10.3 miles
Again I'm at a shelter completely crowded with people. Many flip-floppers. The Appalachian Trail Conference is evidently encouraging flip-flop thru-hikes as a way to combat congestion in Georgia at the beginning of the trail and this is supposed to be the flip-flop bubble. They're all talking about how awful Pennsylvania is and I just think that means they haven't done any hard states yet.
Which is sour of me, I know. Tonight the shelter is full up, five women and one man. Me, another section hiker, three flip-floppers, and a Gamer, the single dude. He is doing thirty miles a day and has red nodules on his feet. I sleep with my head at his feet, because I prefer my head against the wall. But they smell no worse than my own socks, stuffed in my clothes sack as a pillow. I don't mind hiker funk.
The flippers talk about throwing all of their clothes out of their tent because they smell so bad. I know I shouldn't resent them, that they are just baby hikers still in the first quarter of their trail. One of them is planning to exit the trail as it crosses the rail line to New York City, to return home to his doctor in Pennsylvania to check for Lyme disease. Because he is more fatigued every day and his joints hurt.

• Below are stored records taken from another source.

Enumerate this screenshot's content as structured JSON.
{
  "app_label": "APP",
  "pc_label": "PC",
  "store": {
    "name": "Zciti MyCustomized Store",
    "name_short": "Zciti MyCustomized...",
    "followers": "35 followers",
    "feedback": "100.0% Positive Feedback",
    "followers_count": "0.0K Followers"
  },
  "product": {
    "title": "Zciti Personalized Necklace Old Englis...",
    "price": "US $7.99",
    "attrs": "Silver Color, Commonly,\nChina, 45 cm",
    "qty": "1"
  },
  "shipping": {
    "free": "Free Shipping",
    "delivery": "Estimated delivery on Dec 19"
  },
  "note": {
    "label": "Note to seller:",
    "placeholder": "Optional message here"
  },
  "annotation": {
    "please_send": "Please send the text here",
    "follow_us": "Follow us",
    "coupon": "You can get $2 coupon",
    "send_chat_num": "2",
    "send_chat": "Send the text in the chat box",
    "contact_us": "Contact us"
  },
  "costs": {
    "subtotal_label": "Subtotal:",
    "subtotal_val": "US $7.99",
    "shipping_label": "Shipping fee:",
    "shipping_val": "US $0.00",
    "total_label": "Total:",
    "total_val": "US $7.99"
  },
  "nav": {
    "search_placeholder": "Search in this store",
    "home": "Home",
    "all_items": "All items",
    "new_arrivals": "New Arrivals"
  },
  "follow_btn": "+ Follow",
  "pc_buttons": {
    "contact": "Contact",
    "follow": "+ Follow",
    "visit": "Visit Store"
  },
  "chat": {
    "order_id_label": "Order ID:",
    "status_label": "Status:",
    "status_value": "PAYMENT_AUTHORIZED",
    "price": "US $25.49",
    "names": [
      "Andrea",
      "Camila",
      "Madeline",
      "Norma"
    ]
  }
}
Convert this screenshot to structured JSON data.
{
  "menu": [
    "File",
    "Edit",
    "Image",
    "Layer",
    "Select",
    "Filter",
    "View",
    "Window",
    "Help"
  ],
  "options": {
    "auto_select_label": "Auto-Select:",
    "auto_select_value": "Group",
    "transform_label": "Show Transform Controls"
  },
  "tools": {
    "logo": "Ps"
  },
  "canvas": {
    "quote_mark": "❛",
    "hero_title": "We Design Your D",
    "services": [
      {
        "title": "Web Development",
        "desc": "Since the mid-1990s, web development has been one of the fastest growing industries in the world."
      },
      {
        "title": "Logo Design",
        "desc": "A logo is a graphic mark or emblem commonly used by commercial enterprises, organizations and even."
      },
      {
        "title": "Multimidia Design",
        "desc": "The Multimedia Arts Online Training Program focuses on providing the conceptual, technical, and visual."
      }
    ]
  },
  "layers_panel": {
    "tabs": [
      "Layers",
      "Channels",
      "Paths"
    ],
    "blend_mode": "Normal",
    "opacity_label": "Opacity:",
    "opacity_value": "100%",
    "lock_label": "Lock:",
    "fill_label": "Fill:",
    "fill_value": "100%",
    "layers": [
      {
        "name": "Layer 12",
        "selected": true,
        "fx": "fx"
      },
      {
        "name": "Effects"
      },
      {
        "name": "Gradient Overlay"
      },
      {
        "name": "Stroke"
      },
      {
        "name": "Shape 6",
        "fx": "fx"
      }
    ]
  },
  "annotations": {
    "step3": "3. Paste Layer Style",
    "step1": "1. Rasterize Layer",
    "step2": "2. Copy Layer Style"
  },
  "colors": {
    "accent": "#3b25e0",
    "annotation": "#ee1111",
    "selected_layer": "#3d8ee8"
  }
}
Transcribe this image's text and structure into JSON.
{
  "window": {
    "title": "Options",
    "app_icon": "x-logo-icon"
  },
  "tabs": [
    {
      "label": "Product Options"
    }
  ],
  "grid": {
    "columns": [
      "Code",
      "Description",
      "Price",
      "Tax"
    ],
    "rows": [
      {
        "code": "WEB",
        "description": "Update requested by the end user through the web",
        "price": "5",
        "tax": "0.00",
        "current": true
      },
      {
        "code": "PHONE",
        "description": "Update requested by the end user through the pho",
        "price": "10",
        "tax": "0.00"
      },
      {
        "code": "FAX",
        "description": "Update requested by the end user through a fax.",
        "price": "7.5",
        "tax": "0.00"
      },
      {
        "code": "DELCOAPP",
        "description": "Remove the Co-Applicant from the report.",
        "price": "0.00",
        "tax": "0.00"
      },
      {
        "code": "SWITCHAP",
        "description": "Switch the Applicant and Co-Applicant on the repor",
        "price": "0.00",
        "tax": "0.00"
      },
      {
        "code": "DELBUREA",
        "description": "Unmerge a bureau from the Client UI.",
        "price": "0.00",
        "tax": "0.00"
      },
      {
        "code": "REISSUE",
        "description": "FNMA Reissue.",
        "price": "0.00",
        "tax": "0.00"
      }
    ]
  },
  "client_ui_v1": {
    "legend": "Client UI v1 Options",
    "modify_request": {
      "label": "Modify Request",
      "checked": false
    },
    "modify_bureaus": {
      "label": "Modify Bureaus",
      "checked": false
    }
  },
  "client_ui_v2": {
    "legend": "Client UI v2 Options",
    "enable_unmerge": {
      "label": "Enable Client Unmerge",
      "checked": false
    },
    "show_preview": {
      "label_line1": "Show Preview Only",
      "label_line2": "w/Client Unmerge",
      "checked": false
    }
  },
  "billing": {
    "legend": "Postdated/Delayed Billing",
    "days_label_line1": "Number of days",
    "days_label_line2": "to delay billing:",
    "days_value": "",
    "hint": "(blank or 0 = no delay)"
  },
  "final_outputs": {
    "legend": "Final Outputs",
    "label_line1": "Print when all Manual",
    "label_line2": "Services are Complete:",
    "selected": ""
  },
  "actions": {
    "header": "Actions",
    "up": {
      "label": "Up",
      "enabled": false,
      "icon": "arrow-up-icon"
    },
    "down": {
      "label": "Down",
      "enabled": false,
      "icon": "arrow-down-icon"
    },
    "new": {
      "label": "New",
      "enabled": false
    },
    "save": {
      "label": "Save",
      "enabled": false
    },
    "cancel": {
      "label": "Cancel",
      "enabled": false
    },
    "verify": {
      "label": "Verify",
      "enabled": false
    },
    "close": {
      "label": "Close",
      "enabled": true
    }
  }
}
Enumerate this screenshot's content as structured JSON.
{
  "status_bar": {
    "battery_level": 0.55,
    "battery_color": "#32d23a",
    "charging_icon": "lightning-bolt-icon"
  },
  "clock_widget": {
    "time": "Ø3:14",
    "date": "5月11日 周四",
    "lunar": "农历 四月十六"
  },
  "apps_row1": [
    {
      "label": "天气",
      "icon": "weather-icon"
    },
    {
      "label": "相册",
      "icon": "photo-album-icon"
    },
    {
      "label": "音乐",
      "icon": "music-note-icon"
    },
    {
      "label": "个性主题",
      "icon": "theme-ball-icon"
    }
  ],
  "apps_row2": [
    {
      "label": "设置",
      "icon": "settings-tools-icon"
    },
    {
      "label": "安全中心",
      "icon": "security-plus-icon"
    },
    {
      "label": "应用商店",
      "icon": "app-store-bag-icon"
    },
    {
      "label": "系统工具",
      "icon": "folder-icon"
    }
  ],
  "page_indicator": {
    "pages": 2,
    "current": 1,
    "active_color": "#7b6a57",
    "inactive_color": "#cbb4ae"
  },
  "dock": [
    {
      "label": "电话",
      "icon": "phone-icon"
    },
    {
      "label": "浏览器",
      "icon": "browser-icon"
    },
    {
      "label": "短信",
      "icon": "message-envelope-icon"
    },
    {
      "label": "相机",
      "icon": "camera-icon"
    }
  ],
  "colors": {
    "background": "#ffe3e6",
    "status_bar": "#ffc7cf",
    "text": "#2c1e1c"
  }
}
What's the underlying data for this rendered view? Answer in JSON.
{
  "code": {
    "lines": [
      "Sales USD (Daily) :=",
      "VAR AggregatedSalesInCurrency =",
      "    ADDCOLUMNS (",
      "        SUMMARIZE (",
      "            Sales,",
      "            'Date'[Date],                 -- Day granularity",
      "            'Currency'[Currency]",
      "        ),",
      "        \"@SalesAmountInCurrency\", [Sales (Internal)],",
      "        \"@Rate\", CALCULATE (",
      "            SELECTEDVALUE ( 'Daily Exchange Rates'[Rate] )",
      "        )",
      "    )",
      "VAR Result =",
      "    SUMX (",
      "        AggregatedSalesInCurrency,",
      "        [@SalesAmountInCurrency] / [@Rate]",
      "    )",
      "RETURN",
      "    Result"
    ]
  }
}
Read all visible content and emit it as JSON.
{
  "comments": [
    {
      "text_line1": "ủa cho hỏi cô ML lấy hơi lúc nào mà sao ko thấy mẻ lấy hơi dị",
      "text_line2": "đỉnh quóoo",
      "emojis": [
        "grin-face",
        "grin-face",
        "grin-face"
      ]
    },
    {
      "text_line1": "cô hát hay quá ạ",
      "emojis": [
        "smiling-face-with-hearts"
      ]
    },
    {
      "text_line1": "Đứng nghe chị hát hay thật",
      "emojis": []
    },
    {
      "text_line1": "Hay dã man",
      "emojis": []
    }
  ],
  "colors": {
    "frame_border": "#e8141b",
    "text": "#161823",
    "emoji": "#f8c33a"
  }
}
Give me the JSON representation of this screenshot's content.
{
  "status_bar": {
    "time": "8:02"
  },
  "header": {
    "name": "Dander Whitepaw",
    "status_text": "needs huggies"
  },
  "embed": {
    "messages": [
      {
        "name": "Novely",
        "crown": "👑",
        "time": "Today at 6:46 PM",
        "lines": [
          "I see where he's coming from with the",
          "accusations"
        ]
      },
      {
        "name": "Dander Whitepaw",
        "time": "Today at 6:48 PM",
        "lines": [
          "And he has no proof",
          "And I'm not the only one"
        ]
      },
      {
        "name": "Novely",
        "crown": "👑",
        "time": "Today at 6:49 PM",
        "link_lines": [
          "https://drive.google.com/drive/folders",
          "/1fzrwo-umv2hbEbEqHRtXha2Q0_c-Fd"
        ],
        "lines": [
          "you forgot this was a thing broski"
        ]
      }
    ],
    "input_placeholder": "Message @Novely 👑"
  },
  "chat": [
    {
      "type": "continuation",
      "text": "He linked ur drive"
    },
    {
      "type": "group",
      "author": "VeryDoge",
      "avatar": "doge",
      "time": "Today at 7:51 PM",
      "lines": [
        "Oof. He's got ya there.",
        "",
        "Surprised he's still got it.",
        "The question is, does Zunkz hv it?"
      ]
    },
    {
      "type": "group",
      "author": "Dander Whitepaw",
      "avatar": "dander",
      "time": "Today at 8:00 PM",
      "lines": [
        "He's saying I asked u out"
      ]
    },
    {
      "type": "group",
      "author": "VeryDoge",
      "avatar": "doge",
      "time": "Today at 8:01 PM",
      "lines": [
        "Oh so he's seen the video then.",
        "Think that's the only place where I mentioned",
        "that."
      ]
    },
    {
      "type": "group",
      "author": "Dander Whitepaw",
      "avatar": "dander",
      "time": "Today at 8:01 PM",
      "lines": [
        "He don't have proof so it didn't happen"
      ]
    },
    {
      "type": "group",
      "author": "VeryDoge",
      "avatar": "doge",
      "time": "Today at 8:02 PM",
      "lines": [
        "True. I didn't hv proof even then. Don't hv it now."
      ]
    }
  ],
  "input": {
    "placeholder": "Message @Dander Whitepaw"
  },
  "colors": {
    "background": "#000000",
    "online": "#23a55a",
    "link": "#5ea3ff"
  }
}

It's become a joke on the trail, how the symptoms of hiking exactly parallel that of Lyme. I don't joke about Lyme, though—I think people *should* get checked out, and I check myself multiple times daily for deer ticks. But I wonder whether this man'll get back on the trail. I wonder how many of these flippers will make it through Connecticut.
I tell them every state is harder than the last. I let them listen to the crunching as I bend my destroyed knees. The guy with 1400 miles under his belt obsessively probes his feet, ignoring us. We sleep together, listening to breathing and creaks and people rolling over.